Regarding the idea of one government, the U.N., the world is far too diverse and complex for that to work. Global consensus, on any issue, would be impossible to achieve. The government would have an impossible job: someone or some region would always be upset about its decisions, and this would create new divisionary influences. Besides, such a world government would have to be representative, which would expose it to all of the earlier mentioned flaws. (While the possibility of a global participative vote, billions of people voting almost simultaneously on an issue of planetary importance, does have tremendous aesthetic appeal, one also has to recognize its impracticalities.)
So, for the time being we are stuck with nations, with the U.S. in a position of some dominance. And this of course is also objectionable: no country or countries should dominate but, at least militarily, we will need U.S. power for the foreseeable future, until the next military age, the age following the disarmament of all nuclear weapons, arrives.
We are a very long way from our ultimate goal, which is a world with no nations, only cultures; a world where home voting has been implemented, bringing power to the people and shrinking centralized bureaucracy to its smallest possible form; a world where a common and high level of prosperity has been achieved; and a world where people are free to travel anywhere, for any purpose and any duration, as they so desire.

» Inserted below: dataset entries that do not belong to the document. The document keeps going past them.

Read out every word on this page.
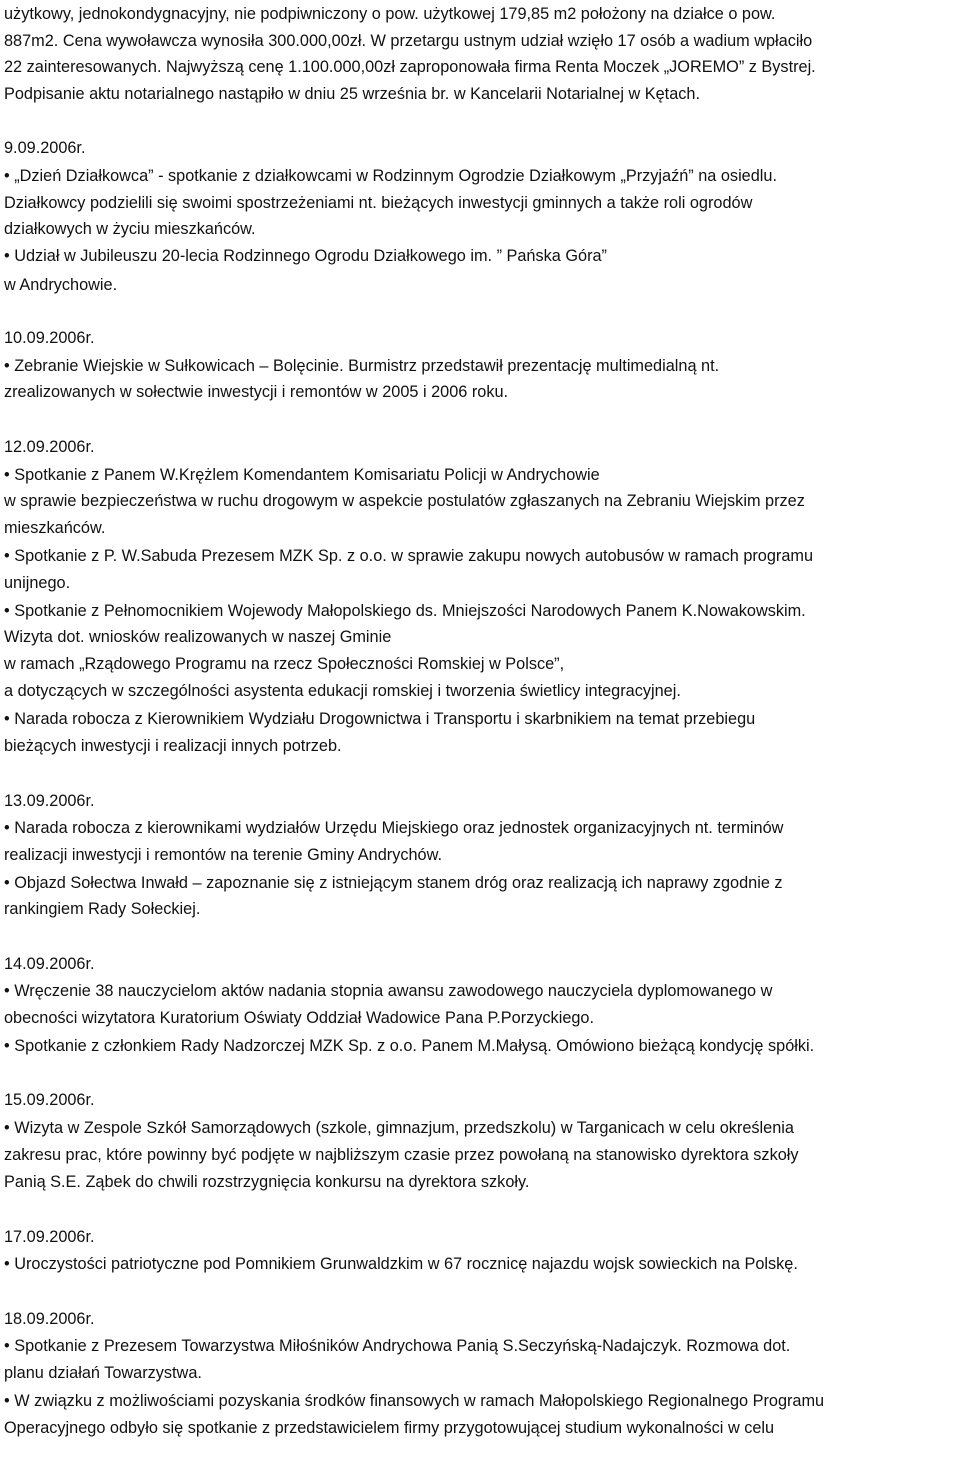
użytkowy, jednokondygnacyjny, nie podpiwniczony o pow. użytkowej 179,85 m2 położony na działce o pow.
887m2. Cena wywoławcza wynosiła 300.000,00zł. W przetargu ustnym udział wzięło 17 osób a wadium wpłaciło
22 zainteresowanych. Najwyższą cenę 1.100.000,00zł zaproponowała firma Renta Moczek „JOREMO” z Bystrej.
Podpisanie aktu notarialnego nastąpiło w dniu 25 września br. w Kancelarii Notarialnej w Kętach.
9.09.2006r.
• „Dzień Działkowca” - spotkanie z działkowcami w Rodzinnym Ogrodzie Działkowym „Przyjaźń” na osiedlu.
Działkowcy podzielili się swoimi spostrzeżeniami nt. bieżących inwestycji gminnych a także roli ogrodów
działkowych w życiu mieszkańców.
• Udział w Jubileuszu 20-lecia Rodzinnego Ogrodu Działkowego im. ” Pańska Góra”
w Andrychowie.
10.09.2006r.
• Zebranie Wiejskie w Sułkowicach – Bolęcinie. Burmistrz przedstawił prezentację multimedialną nt.
zrealizowanych w sołectwie inwestycji i remontów w 2005 i 2006 roku.
12.09.2006r.
• Spotkanie z Panem W.Krężlem Komendantem Komisariatu Policji w Andrychowie
w sprawie bezpieczeństwa w ruchu drogowym w aspekcie postulatów zgłaszanych na Zebraniu Wiejskim przez
mieszkańców.
• Spotkanie z P. W.Sabuda Prezesem MZK Sp. z o.o. w sprawie zakupu nowych autobusów w ramach programu
unijnego.
• Spotkanie z Pełnomocnikiem Wojewody Małopolskiego ds. Mniejszości Narodowych Panem K.Nowakowskim.
Wizyta dot. wniosków realizowanych w naszej Gminie
w ramach „Rządowego Programu na rzecz Społeczności Romskiej w Polsce”,
a dotyczących w szczególności asystenta edukacji romskiej i tworzenia świetlicy integracyjnej.
• Narada robocza z Kierownikiem Wydziału Drogownictwa i Transportu i skarbnikiem na temat przebiegu
bieżących inwestycji i realizacji innych potrzeb.
13.09.2006r.
• Narada robocza z kierownikami wydziałów Urzędu Miejskiego oraz jednostek organizacyjnych nt. terminów
realizacji inwestycji i remontów na terenie Gminy Andrychów.
• Objazd Sołectwa Inwałd – zapoznanie się z istniejącym stanem dróg oraz realizacją ich naprawy zgodnie z
rankingiem Rady Sołeckiej.
14.09.2006r.
• Wręczenie 38 nauczycielom aktów nadania stopnia awansu zawodowego nauczyciela dyplomowanego w
obecności wizytatora Kuratorium Oświaty Oddział Wadowice Pana P.Porzyckiego.
• Spotkanie z członkiem Rady Nadzorczej MZK Sp. z o.o. Panem M.Małysą. Omówiono bieżącą kondycję spółki.
15.09.2006r.
• Wizyta w Zespole Szkół Samorządowych (szkole, gimnazjum, przedszkolu) w Targanicach w celu określenia
zakresu prac, które powinny być podjęte w najbliższym czasie przez powołaną na stanowisko dyrektora szkoły
Panią S.E. Ząbek do chwili rozstrzygnięcia konkursu na dyrektora szkoły.
17.09.2006r.
• Uroczystości patriotyczne pod Pomnikiem Grunwaldzkim w 67 rocznicę najazdu wojsk sowieckich na Polskę.
18.09.2006r.
• Spotkanie z Prezesem Towarzystwa Miłośników Andrychowa Panią S.Seczyńską-Nadajczyk. Rozmowa dot.
planu działań Towarzystwa.
• W związku z możliwościami pozyskania środków finansowych w ramach Małopolskiego Regionalnego Programu
Operacyjnego odbyło się spotkanie z przedstawicielem firmy przygotowującej studium wykonalności w celu
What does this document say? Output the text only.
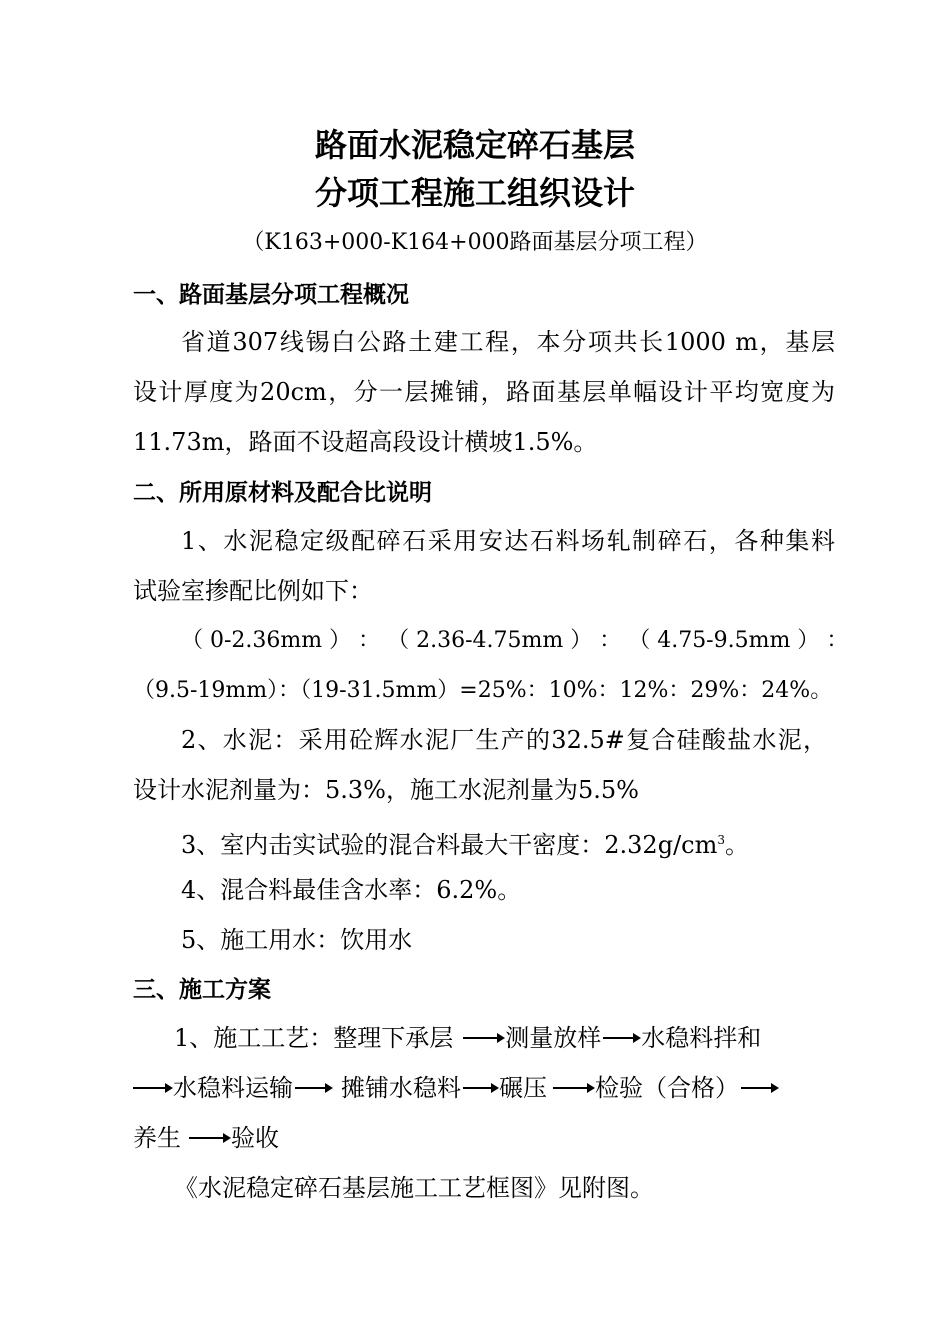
路面水泥稳定碎石基层
分项工程施工组织设计
（K163+000-K164+000路面基层分项工程）
一、路面基层分项工程概况
省道307线锡白公路土建工程，本分项共长1000 m，基层
设计厚度为20cm，分一层摊铺，路面基层单幅设计平均宽度为
11.73m，路面不设超高段设计横坡1.5%。
二、所用原材料及配合比说明
1、水泥稳定级配碎石采用安达石料场轧制碎石，各种集料
试验室掺配比例如下：
（ 0-2.36mm ） ： （ 2.36-4.75mm ） ： （ 4.75-9.5mm ） ：
（9.5-19mm）：（19-31.5mm）=25%：10%：12%：29%：24%。
2、水泥：采用砼辉水泥厂生产的32.5#复合硅酸盐水泥，
设计水泥剂量为：5.3%，施工水泥剂量为5.5%
3、室内击实试验的混合料最大干密度：$2.32g/cm^3$。
4、混合料最佳含水率：6.2%。
5、施工用水：饮用水
三、施工方案
1、施工工艺：整理下承层 测量放样 水稳料拌和
水稳料运输 摊铺水稳料 碾压 检验（合格）
养生 验收
《水泥稳定碎石基层施工工艺框图》见附图。
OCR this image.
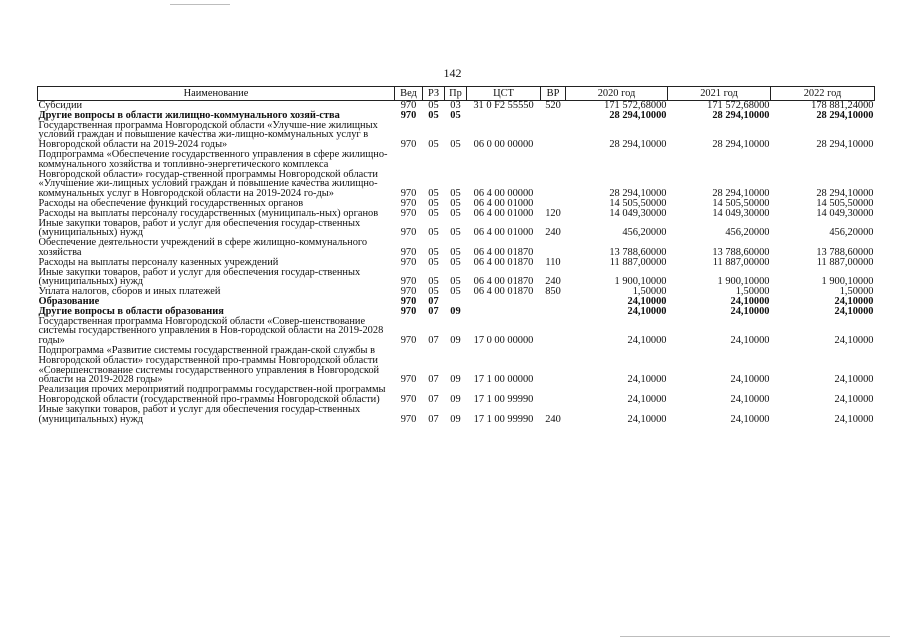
142
Наименование	Вед	РЗ	Пр	ЦСТ	ВР	2020 год	2021 год	2022 год
Субсидии	970	05	03	31 0 F2 55550	520	171 572,68000	171 572,68000	178 881,24000
Другие вопросы в области жилищно-коммунального хозяй-ства	970	05	05			28 294,10000	28 294,10000	28 294,10000
Государственная программа Новгородской области «Улучше-ние жилищных условий граждан и повышение качества жи-лищно-коммунальных услуг в Новгородской области на 2019-2024 годы»	970	05	05	06 0 00 00000		28 294,10000	28 294,10000	28 294,10000
Подпрограмма «Обеспечение государственного управления в сфере жилищно-коммунального хозяйства и топливно-энергетического комплекса Новгородской области» государ-ственной программы Новгородской области «Улучшение жи-лищных условий граждан и повышение качества жилищно-коммунальных услуг в Новгородской области на 2019-2024 го-ды»	970	05	05	06 4 00 00000		28 294,10000	28 294,10000	28 294,10000
Расходы на обеспечение функций государственных органов	970	05	05	06 4 00 01000		14 505,50000	14 505,50000	14 505,50000
Расходы на выплаты персоналу государственных (муниципаль-ных) органов	970	05	05	06 4 00 01000	120	14 049,30000	14 049,30000	14 049,30000
Иные закупки товаров, работ и услуг для обеспечения государ-ственных (муниципальных) нужд	970	05	05	06 4 00 01000	240	456,20000	456,20000	456,20000
Обеспечение деятельности учреждений в сфере жилищно-коммунального хозяйства	970	05	05	06 4 00 01870		13 788,60000	13 788,60000	13 788,60000
Расходы на выплаты персоналу казенных учреждений	970	05	05	06 4 00 01870	110	11 887,00000	11 887,00000	11 887,00000
Иные закупки товаров, работ и услуг для обеспечения государ-ственных (муниципальных) нужд	970	05	05	06 4 00 01870	240	1 900,10000	1 900,10000	1 900,10000
Уплата налогов, сборов и иных платежей	970	05	05	06 4 00 01870	850	1,50000	1,50000	1,50000
Образование	970	07				24,10000	24,10000	24,10000
Другие вопросы в области образования	970	07	09			24,10000	24,10000	24,10000
Государственная программа Новгородской области «Совер-шенствование системы государственного управления в Нов-городской области на 2019-2028 годы»	970	07	09	17 0 00 00000		24,10000	24,10000	24,10000
Подпрограмма «Развитие системы государственной граждан-ской службы в Новгородской области» государственной про-граммы Новгородской области «Совершенствование системы государственного управления в Новгородской области на 2019-2028 годы»	970	07	09	17 1 00 00000		24,10000	24,10000	24,10000
Реализация прочих мероприятий подпрограммы государствен-ной программы Новгородской области (государственной про-граммы Новгородской области)	970	07	09	17 1 00 99990		24,10000	24,10000	24,10000
Иные закупки товаров, работ и услуг для обеспечения государ-ственных (муниципальных) нужд	970	07	09	17 1 00 99990	240	24,10000	24,10000	24,10000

In any case, it would appear that we are moving in the right direction. Nations, like organized religions, are in a state of decline. They are losing power to supranationals, and also transnationals: to multinational corporations that effectively exist outside of borders. Indeed, government collusion with corporations reflects their desire not to lose power to them, but such a strategy is doomed to failure. In the current environment, corporations are better adapted to survive. They are being selected, "naturally," and they, in their negative manifestations and aspects, are our newest and greatest threat. This is because corporations have their own motivations, and insofar as these diverge from our social goals, they will make such goals much more difficult to achieve.